Approximately 300,000 tonnes of sediment needs to be dredged from alongside the Hinkley Point C construction site in Somerset so the new nuclear power station’s water cooling system can be fitted.

In 2014 the developers were granted a marine licence to move that mud to a disposal site known as Cardiff Grounds, a little over a mile out to sea from Cardiff Bay.

Since then a campaign has raised concerns the mud could be contaminated by discharges of nuclear waste from the old Hinkley Point A and B plants.

Campaigners have alleged that testing of samples has been inadequate and there is insufficient evidence about how sea currents will move the sediment after it has been dumped.

Over 7,000 people signed a petition to the National Assembly calling on the Welsh Government to look again at the license, which was granted without a full environmental impact assessment.

Online petitions by Greenpeace and the Sum of Us website attracted a further 150,000 signatures.


As the dumping could happen within months, South Wales Central AM and petitions committee member Neil McEvoy called for the debate to be fast-tracked.

Aberconwy AM Janet Finch-Saunders said she felt the plans needed “to be widely discussed and debated by all Assembly Members”.

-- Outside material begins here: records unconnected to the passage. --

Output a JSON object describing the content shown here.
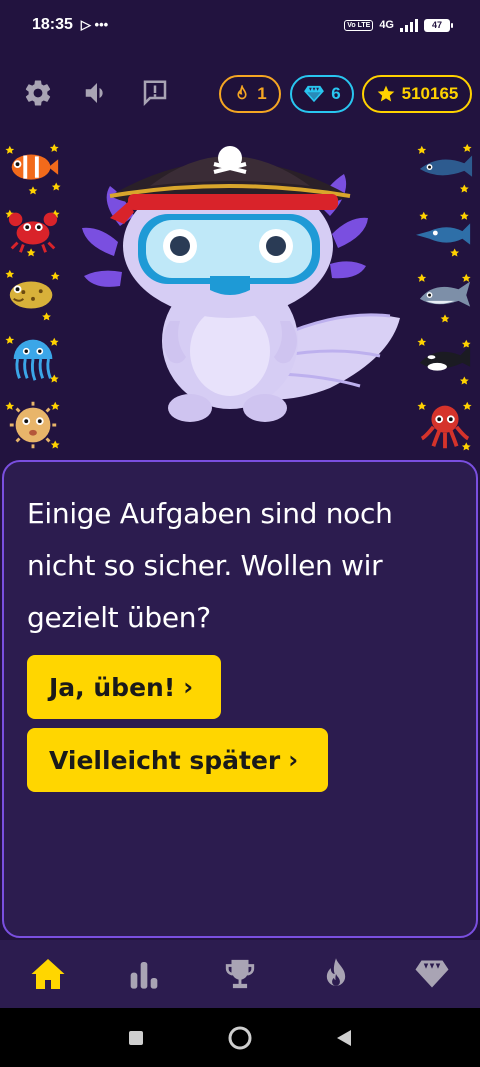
{
  "status_bar": {
    "time": "18:35",
    "extra": "▷ •••",
    "network": "4G",
    "volte": "Vo LTE",
    "battery": "47"
  },
  "toolbar": {
    "streak_count": "1",
    "gems_count": "6",
    "stars_count": "510165"
  },
  "colors": {
    "background": "#22133f",
    "card": "#2c1c4f",
    "card_border": "#7a4fe0",
    "accent_yellow": "#ffd600",
    "streak_orange": "#f5a623",
    "gem_cyan": "#29c6f0"
  },
  "hero": {
    "left_stickers": [
      "clownfish-sticker",
      "crab-sticker",
      "pufferfish-sticker",
      "jellyfish-sticker",
      "blowfish-sticker"
    ],
    "right_stickers": [
      "shark-sticker",
      "swordfish-sticker",
      "dolphin-sticker",
      "orca-sticker",
      "octopus-sticker"
    ]
  },
  "dialog": {
    "message": "Einige Aufgaben sind noch nicht so sicher. Wollen wir gezielt üben?",
    "primary_button": "Ja, üben!",
    "secondary_button": "Vielleicht später",
    "arrow": "›"
  },
  "bottom_nav": {
    "items": [
      "home-icon",
      "stats-icon",
      "trophy-icon",
      "flame-icon",
      "gem-icon"
    ],
    "active": "home-icon"
  }
}
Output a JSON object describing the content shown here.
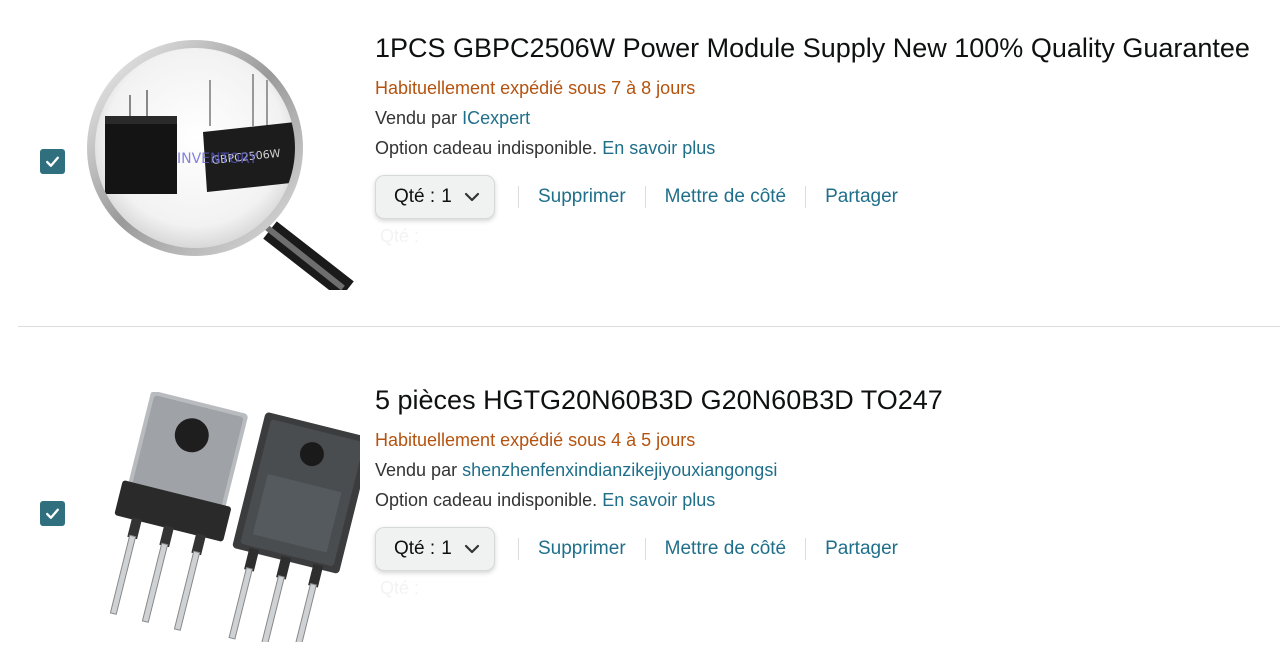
{
  "items": [
    {
      "title": "1PCS GBPC2506W Power Module Supply New 100% Quality Guarantee",
      "shipping": "Habituellement expédié sous 7 à 8 jours",
      "sold_by_prefix": "Vendu par",
      "seller": "ICexpert",
      "gift_text": "Option cadeau indisponible.",
      "gift_link": "En savoir plus",
      "qty_label": "Qté : ",
      "qty_value": "1",
      "ghost_text": "Qté :",
      "actions": [
        "Supprimer",
        "Mettre de côté",
        "Partager"
      ],
      "image_text": "GBPC2506W",
      "watermark": "INVENTORY",
      "checked": true
    },
    {
      "title": "5 pièces HGTG20N60B3D G20N60B3D TO247",
      "shipping": "Habituellement expédié sous 4 à 5 jours",
      "sold_by_prefix": "Vendu par",
      "seller": "shenzhenfenxindianzikejiyouxiangongsi",
      "gift_text": "Option cadeau indisponible.",
      "gift_link": "En savoir plus",
      "qty_label": "Qté : ",
      "qty_value": "1",
      "ghost_text": "Qté :",
      "actions": [
        "Supprimer",
        "Mettre de côté",
        "Partager"
      ],
      "checked": true
    }
  ],
  "colors": {
    "checkbox": "#2f6f7e",
    "link": "#1f6f8b",
    "shipping": "#b4530f",
    "divider": "#dddddd"
  },
  "icons": [
    "checkmark-icon",
    "chevron-down-icon"
  ]
}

The committee had requested that EDF consider further voluntary sampling of the sediment at depth.


‘No risk’

Tim Deere-Jones, marine radiation consultant and prominent nuclear critic who has spearheaded the campaign against the dumping, said he was looking forward to the Assembly debate.

“The campaign believes that AMs will support our call for an environmental impact assessment to be carried out, in order to gather enough information to prove that the nuclear industry’s dumping project will not degrade the Welsh coastal environment or the health and welfare of its population”.

EDF said the mud posed no risk to human health or the environment and that independent testing by CEFAS showed the sediment was not classed as radioactive under UK law.

A spokesman said: “The original testing and radiological impacts were assessed using internationally accepted best practice and the original findings have been confirmed by the latest analysis.”